Some people, especially some adults in our ultraconservative Colorado town, judge him by what they think of his appearance, not by what he is. By watching other people react to my son, I’m learning as much about them and their fears as I am about him.

Some Aren’t Hostile

He’s also learning that all adults aren’t alike. While he gets plenty of scared or hostile looks and muttered comments, he’s finding that not every grown-up reacts with fear and hostility. Several teachers at his high school have asked him, uncritically, why he dresses as he does. A local poet interviewed him and took his picture to use as source material. A middle-age appliance salesman told him he likes to see people express their individuality in their clothing.

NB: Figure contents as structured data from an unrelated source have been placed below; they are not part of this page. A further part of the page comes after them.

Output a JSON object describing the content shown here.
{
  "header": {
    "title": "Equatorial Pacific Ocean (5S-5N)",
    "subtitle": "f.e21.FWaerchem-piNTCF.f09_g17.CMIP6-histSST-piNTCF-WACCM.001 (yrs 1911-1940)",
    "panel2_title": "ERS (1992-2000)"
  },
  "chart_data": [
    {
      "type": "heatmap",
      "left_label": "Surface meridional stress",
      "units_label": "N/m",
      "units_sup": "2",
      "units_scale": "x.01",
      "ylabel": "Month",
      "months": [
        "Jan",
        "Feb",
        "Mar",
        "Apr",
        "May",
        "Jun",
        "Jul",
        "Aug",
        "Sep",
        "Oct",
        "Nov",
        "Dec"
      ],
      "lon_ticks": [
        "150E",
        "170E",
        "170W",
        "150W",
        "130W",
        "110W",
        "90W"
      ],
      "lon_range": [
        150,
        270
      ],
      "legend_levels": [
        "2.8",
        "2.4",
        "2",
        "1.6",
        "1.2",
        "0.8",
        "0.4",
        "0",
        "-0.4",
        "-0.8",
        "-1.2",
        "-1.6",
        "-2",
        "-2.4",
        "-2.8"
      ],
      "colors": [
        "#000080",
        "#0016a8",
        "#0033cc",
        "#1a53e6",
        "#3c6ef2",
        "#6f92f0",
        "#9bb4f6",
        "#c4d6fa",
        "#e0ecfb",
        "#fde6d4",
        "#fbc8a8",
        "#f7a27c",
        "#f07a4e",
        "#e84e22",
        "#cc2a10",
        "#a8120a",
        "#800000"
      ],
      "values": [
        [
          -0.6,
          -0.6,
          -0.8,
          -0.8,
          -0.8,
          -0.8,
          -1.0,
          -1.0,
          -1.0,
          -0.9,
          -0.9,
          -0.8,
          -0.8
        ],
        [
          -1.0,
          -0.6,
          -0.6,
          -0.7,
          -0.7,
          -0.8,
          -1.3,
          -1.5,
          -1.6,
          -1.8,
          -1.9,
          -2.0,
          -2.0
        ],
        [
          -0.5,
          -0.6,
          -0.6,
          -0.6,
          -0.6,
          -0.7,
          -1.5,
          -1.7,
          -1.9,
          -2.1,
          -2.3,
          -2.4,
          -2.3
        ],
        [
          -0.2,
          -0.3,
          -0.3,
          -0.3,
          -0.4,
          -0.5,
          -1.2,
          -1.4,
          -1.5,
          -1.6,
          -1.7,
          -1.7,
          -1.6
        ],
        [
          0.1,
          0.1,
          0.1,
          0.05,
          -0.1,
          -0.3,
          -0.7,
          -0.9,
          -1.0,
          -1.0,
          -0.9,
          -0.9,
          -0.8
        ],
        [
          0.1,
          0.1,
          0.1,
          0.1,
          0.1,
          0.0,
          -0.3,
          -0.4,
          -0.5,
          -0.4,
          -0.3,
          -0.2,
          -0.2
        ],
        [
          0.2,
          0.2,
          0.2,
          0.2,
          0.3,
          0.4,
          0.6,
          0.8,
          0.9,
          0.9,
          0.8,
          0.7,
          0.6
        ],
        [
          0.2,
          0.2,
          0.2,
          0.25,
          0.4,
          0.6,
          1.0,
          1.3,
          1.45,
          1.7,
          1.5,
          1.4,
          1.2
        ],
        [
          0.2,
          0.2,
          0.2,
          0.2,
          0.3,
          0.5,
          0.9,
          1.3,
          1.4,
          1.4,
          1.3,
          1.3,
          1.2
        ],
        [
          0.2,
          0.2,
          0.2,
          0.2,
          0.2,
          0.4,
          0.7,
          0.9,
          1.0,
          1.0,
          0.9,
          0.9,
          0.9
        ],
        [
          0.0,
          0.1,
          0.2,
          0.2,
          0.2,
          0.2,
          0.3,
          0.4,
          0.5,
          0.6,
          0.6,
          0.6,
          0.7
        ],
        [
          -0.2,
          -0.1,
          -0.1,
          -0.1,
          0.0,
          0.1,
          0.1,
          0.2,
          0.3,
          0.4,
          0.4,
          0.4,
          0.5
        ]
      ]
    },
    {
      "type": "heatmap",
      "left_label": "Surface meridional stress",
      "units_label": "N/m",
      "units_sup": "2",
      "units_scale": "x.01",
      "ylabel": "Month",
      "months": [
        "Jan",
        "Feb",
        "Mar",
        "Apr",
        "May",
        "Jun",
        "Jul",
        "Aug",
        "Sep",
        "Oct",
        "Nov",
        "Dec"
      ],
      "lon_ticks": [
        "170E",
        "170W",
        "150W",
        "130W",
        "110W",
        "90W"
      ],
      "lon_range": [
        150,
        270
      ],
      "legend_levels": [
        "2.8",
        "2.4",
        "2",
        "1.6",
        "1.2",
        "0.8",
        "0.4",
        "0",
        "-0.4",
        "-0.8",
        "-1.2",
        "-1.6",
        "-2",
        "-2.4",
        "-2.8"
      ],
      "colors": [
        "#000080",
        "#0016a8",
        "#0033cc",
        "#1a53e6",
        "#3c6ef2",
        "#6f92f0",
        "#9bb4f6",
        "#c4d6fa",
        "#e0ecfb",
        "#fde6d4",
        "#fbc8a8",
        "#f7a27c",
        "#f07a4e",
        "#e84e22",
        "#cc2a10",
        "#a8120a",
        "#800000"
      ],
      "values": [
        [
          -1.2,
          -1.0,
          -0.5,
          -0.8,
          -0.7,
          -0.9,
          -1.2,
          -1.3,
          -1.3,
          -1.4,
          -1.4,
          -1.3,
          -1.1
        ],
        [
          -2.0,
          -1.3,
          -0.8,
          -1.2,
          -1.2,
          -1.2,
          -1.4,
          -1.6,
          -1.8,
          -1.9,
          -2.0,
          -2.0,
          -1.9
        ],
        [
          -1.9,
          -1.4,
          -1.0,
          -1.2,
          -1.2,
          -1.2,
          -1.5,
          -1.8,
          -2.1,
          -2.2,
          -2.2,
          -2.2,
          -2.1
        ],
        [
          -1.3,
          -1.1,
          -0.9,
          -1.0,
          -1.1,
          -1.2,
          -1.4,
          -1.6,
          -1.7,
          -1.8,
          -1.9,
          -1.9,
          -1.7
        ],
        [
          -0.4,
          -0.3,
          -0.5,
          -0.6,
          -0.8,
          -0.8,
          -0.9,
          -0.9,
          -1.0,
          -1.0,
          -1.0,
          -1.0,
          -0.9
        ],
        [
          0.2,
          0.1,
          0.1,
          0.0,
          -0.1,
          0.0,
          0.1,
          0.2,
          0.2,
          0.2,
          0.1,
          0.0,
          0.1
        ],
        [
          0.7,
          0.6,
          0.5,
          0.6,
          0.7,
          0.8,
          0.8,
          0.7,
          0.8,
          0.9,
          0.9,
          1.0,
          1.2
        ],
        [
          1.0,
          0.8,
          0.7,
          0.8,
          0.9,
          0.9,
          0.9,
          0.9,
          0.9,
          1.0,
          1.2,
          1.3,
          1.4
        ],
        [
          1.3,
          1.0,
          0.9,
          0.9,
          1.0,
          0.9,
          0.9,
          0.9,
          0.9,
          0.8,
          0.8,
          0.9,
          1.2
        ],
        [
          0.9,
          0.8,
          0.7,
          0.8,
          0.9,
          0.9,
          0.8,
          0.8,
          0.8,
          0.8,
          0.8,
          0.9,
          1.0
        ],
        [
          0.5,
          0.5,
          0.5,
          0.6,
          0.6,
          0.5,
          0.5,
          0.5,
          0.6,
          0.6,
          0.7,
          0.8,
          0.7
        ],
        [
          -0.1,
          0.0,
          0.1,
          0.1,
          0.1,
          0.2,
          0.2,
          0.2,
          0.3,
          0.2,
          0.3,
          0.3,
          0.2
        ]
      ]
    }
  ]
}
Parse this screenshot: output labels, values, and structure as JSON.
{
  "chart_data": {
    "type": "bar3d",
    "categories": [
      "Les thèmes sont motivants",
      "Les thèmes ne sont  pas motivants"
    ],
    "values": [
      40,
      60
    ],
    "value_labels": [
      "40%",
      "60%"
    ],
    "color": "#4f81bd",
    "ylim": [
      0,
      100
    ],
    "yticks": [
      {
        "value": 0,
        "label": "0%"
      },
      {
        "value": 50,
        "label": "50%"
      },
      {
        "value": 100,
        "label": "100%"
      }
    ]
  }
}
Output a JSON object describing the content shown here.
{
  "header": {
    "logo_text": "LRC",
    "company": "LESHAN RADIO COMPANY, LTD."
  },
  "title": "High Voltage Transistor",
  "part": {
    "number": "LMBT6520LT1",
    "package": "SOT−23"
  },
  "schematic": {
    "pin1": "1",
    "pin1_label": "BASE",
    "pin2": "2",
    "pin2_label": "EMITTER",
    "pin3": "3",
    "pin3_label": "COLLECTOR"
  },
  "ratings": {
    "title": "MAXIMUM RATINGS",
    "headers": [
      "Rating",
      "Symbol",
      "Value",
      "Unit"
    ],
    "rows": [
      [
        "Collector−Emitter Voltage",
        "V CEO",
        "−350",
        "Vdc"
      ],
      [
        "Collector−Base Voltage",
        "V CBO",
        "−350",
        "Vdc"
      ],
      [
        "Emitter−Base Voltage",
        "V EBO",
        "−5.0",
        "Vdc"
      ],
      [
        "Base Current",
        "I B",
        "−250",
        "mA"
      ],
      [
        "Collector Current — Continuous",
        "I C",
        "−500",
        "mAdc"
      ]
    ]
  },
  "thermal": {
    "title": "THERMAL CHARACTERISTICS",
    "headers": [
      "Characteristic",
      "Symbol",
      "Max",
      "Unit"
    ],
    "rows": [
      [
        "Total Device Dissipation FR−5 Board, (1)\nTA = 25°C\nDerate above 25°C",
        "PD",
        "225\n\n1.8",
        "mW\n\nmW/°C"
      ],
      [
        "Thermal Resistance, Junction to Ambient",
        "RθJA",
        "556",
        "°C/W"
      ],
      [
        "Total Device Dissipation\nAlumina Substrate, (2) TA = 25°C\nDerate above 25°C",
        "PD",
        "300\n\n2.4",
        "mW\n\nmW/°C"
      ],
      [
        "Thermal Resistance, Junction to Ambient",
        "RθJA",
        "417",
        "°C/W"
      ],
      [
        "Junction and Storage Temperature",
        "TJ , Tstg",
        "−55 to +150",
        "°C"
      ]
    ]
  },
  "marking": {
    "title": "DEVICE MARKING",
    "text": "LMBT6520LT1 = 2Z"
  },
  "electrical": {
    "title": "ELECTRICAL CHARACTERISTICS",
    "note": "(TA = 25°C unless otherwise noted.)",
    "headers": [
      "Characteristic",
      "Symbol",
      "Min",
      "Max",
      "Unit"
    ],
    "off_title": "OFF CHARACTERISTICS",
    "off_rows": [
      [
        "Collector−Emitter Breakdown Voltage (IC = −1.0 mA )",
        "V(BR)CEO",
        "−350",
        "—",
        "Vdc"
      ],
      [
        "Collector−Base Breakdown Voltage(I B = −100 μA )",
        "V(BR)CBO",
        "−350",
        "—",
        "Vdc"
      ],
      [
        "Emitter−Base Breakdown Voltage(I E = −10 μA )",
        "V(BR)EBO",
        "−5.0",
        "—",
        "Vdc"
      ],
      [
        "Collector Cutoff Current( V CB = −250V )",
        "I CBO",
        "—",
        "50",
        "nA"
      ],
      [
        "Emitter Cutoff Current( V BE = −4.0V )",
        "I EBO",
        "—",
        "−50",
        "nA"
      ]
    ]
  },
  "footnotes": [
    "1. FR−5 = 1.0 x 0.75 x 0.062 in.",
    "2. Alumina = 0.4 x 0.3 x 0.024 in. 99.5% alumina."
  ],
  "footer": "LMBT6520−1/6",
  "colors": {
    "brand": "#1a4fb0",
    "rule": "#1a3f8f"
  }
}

My son’s punk friends include a few honor students and a few dropouts, just like any cross section of people his age. He has non-punk friends, too. Some are well-adjusted and others are troubled. All his friends have one thing in common--their clothing styles don’t determine their personalities or their strengths and weaknesses. They are what they are, not what they wear.

Heaven knows my son’s not perfect. Like most other parents I know who have teen-agers, I’d be happy if my son’s grades were higher, his room neater and his telephone conversations shorter.

And like all parents, I have no guarantees about whether my son will arrive at adulthood whole or healthy. But the point is, however his life works out, it won’t be his haircut or earrings that determine his fate. His success--or failure--at becoming a worthwhile adult will come from within.